Capelli lunghi bianchi, occhi rossi, due occhiaie da paura e carnagione cadaverica.

«Cinzia?!», esclamai stupita.
«Non chiamarmi così qui.», si affrettò a dire lei, guardandosi in giro con fare preoccupato. «Se tutti dovessero scoprire quel nome sarebbero guai seri.», poi continuò in tono più allegro. «Comunque sono felice anch'io di rivederti, Ester.»

«Che cosa ci fai qui? Perché non hai i tuoi occhiali?», domandai confusa di trovare lì l'amica sempre troppo stanca per andare a scuola e che non mi sarei mai immaginata di trovare in un posto del genere. «E aspetta, tu sei un Esperto di mostri?!»
«Io qui ci lavoro», rispose tranquilla lei. «E sì, sono un Esperto di mostri non un Amico di secondo grado.»

Gli Esperti di mostri sono, come dice il nome, quelle persone che sanno quasi sempre tutto riguardo ai mostri. Per esempio, possono dirti il loro habitat, oppure le strategie che utilizzano vari tipi di mostri, o ancora, di cosa si nutrono, ma questa è facile dato che tutti sanno che la maggior parte si nutre di carne umana. Solitamente muoiono perché sono troppo sicuri di sé, non si aspettano reazioni diverse da parte dei mostri, se non quelle che hanno imparato nel tempo.

Gli Amici di Secondo grado sono invece quelle persone che hanno con il Protagonista un legame di affetto reciproco. Solitamente vengono uccise solo per causargli una reazione di sconforto, la morte non è specificata.

Avevo conosciuto Cinzia a scuola. Era il primo anno di superiori, il primo giorno di scuola. Ci avevano raccolti nell'Aula Magna per smistarci nelle classi. Il preside chiamava il tuo nome, tu dovevi alzarti e metterti in fila con gli altri che sarebbero diventati poi i tuoi compagni per i prossimi cinque anni, salvo per i soliti che vengono sempre bocciati.

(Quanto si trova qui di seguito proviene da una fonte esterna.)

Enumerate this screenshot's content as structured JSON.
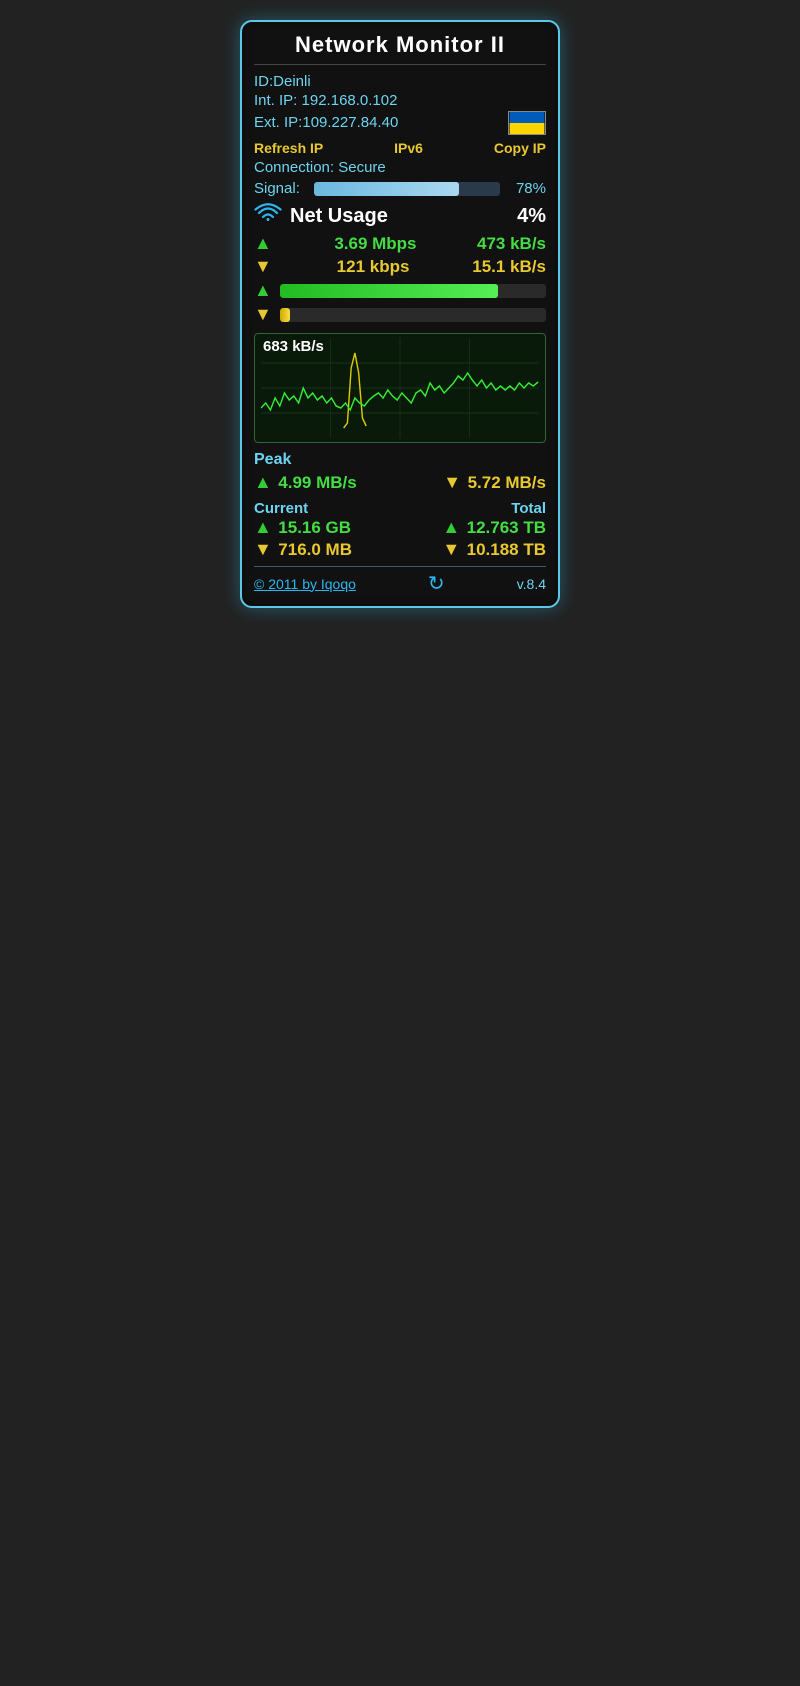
{
  "widget": {
    "title": "Network Monitor II",
    "id_label": "ID:",
    "id_value": "Deinli",
    "int_ip_label": "Int. IP:",
    "int_ip_value": "192.168.0.102",
    "ext_ip_label": "Ext. IP:",
    "ext_ip_value": "109.227.84.40",
    "refresh_btn": "Refresh IP",
    "ipv6_btn": "IPv6",
    "copy_btn": "Copy IP",
    "connection_label": "Connection:",
    "connection_value": "Secure",
    "signal_label": "Signal:",
    "signal_pct": "78%",
    "signal_value": 78,
    "net_usage_label": "Net Usage",
    "net_usage_pct": "4%",
    "upload_speed": "3.69 Mbps",
    "upload_speed_kb": "473 kB/s",
    "download_speed": "121 kbps",
    "download_speed_kb": "15.1 kB/s",
    "upload_bar_pct": 82,
    "download_bar_pct": 4,
    "chart_label": "683 kB/s",
    "peak_label": "Peak",
    "peak_up": "4.99 MB/s",
    "peak_down": "5.72 MB/s",
    "current_label": "Current",
    "total_label": "Total",
    "current_up": "15.16 GB",
    "current_down": "716.0 MB",
    "total_up": "12.763 TB",
    "total_down": "10.188 TB",
    "footer_link": "© 2011 by Iqoqo",
    "version": "v.8.4"
  }
}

Il mio non è esattamente un nome facile da dimenticare, sono comparsa sui giornali per anni anche dopo essere nata. Quando il mio nome era stato pronunciato si era udito un sonoro borbottio da parte dei presenti, ma nessuno aveva fatto nulla di particolare.
Inizialmente i miei compagni si erano elettrizzati all'idea di avermi in classe, ma presto avevano scoperto che passavo la maggior parte del tempo a fissare il vuoto e se parlavo dicevo cose troppo complicate per le loro menti inferiori. Sta di fatto che io mi ritrovai in fila di fianco a lei, Cinzia Moonbeam.

Per il primo giorno di scuola ci diedero delle schede da compilare con i nostri interessi. Ovviamente io scrissi di amare la lettura, libri, manga, fumetti. Non fu una cosa molto apprezzata da tutti. Alcuni si limitarono a dire cose tipo "Oh, forte, leggi i fumetti" oppure "Wow, una volta anch'io ho aperto un libro".

Mi stavo rassegnando all'idea di dover passare cinque anni senza poter tenere una conversazione con qualcuno, quando poi si presentò lei.
Cinzia si era avvicinata al mio banco con in mano la sua scheda compilata. Aveva allungato il collo sulla mia e aveva detto: «Anche a me piace quel libro. Ti va di parlarne?».
Fu una frase semplice, ma quella mi bastò per creare una lunga amicizia con quella ragazza il cui nome avrei chiesto solo settimane dopo quel giorno.

«Quindi è da quasi quattro anni che mi menti.», mormorai. «Per quale motivo?»
Artemide ci pensò un po' prima di rivolgersi a Vulcano. «Vulc, tu ti ricordi perché non gliel'ho detto subito?»

«Perché l'aveva ordinato Marte.», rispose lui.
«Giusto!», annuì lei. «Era un ordine di Marte.»

«E perché l'aveva detto?», domandai.
«Perché l'aveva detto?», chiese lei, di nuovo rivolta al ragazzo.
«Non lo so.», scosse le spalle. «Lo sai com'è lui, non si sa mai quello che gli passa per la testa.»
«Giusto!», assentì, poi si rivolse a me. «Meglio non farsi domande.»

«Chi sarebbe questo Marte?», insistetti in cerca di risposte.
«Il nostro capo», mi informò Vulcano.

«Esattamente che cosa siete voi?»
«Noi siamo...», iniziò a dire lui, ma fu interrotto da Artemide che a gran voce completò la frase: «...GLI STERMINA MOSTRI!»